Archaon6044 said:
the pirated game has to have come from somewhere, and that somewhere is going to be a purchased copy of the software in question. the money has gone to the publishers and developers.
the pirated copies are just available incarnations of that software that have been made available to the onloine comunity.
money for the software has already changed hands. the only thing being lost is store sales of the software.
not a valid legal argument.
all software (including every CD in every box ever) is just a copy of the original, you pay for the right to copy it. its the same for software as it is for things like music, print media, TV or films. there is allways one 'master copy' and you buy copys of that master. this argument has long be settled and all the specious arguments that justify stealing have been ruled on ages ago atleast here in the states.
the makers of software not only have the rights to sell copys of that software they aslo have a right to controll distribution. the only thing that hasent REALLY been settled yet is so called 'fair use'.
do i as a buyer have a right too allow someone else to access my purchase. the obvious answer is yes, but there comes a point when my being able to do what i choose with my copy comes into conflict with the companys right to make money off their work. its pretty cimple for me actualy , if you dont KNOW and have a long standing established relationship of some kind with the person that is making a copy of your CD than its not fair use.
good luck trying to write that into law though. i can just see a 14 year old school kid being brought into court and having to convince a judge that this other kid they let use their copy of HALO was really his BFF for atleast a year, with the game company summoning witnesses saying that the other kid was a new transfer and the first kid couldnt have possable known him for that long.

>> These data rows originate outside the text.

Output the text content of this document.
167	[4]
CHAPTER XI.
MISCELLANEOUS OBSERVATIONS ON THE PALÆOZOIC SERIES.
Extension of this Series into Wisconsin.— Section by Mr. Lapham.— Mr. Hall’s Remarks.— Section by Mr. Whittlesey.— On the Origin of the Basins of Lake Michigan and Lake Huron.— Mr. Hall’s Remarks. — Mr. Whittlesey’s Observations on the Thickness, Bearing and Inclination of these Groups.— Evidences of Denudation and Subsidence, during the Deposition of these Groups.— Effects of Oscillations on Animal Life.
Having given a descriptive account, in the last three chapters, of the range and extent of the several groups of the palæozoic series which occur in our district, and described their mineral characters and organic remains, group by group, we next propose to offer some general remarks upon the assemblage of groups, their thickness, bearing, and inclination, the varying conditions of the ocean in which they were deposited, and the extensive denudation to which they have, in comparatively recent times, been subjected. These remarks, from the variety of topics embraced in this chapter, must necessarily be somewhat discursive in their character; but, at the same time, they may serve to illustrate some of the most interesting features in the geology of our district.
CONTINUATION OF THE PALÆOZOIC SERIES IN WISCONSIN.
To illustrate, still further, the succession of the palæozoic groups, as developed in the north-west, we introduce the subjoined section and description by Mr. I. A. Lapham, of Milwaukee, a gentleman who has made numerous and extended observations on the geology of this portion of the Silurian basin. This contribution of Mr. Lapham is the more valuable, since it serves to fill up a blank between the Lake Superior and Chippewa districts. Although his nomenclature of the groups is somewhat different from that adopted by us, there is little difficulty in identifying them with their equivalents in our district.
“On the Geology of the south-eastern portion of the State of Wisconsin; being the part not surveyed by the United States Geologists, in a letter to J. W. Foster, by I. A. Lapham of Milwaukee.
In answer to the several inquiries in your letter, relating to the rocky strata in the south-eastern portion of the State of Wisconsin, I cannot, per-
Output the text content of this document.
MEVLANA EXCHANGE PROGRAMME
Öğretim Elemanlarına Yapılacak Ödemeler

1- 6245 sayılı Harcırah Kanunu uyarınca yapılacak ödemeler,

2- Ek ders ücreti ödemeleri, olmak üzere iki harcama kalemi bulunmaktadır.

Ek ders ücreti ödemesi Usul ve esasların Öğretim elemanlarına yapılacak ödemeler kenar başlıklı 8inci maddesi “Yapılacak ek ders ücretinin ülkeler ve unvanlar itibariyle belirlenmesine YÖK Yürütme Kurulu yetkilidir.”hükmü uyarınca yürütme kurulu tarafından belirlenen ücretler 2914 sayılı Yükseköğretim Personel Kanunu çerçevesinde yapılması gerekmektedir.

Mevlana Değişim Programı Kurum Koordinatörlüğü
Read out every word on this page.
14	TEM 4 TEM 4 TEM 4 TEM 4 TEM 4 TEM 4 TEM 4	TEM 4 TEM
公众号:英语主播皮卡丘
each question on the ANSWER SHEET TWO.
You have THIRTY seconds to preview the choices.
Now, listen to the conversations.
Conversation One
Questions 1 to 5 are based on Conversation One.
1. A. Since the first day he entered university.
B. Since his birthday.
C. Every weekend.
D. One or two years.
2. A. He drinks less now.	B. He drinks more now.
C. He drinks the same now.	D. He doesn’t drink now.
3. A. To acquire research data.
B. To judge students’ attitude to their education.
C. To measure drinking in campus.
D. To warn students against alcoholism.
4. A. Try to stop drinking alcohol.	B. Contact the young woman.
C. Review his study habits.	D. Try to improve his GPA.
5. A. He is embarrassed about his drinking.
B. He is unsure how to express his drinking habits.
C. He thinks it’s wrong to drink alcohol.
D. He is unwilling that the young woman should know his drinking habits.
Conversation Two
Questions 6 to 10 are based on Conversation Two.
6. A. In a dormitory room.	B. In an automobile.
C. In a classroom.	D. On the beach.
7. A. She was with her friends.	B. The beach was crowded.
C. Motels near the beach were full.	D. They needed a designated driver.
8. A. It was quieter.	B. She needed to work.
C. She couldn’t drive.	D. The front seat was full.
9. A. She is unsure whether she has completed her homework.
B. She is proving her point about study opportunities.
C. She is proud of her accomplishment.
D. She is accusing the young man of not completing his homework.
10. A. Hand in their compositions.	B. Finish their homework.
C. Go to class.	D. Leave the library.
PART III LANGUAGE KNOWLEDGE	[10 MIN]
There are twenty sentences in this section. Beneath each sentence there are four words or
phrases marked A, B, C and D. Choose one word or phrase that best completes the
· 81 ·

companys are often stupid and greedy, consumers are mostly stupid as well as greedy, and generaly the only ones that actualy win in a situation like this is the lawyers.
for right now piracy is just the cost of doing business, you can either come up with a new business model or waste time trying to fix the old one by trying to stop piracy, but thas kinda like trying to hold back the tide or stop the sun in its orbit.
simple truth is we are either going to have to come up with some way to impose laws and regulations on the web, or most forms of media will die out as we know them. a basic rule of life is that people wont PAY for something they can get for free.
ive watched this very topic evolve over the last 10 years or so. hell the topic has evolved with my OWN thinking, i started out shocked and a bit miffed at the 'scum' that would pirate. but even at first there was a little voice in my head that was just miffed that i couldnt (at the time) do it and admired the pirats that could. now years later i COULD do it but choose not too, and whats worse from the industry point of view, there is now actual cases where i SUPPORT piracy, (such as with Spore). give it another 10 years and maybe my last bit of 'morality' will be totaly gone and ill join the rest of the world in thinking that just because i cant afford something that im still entitled too it anyhow even if it means i have to dream up some lame excuse that no one with an ounce of brains doesnt see through instiantly to justify it, like the person i quoted tryed to do.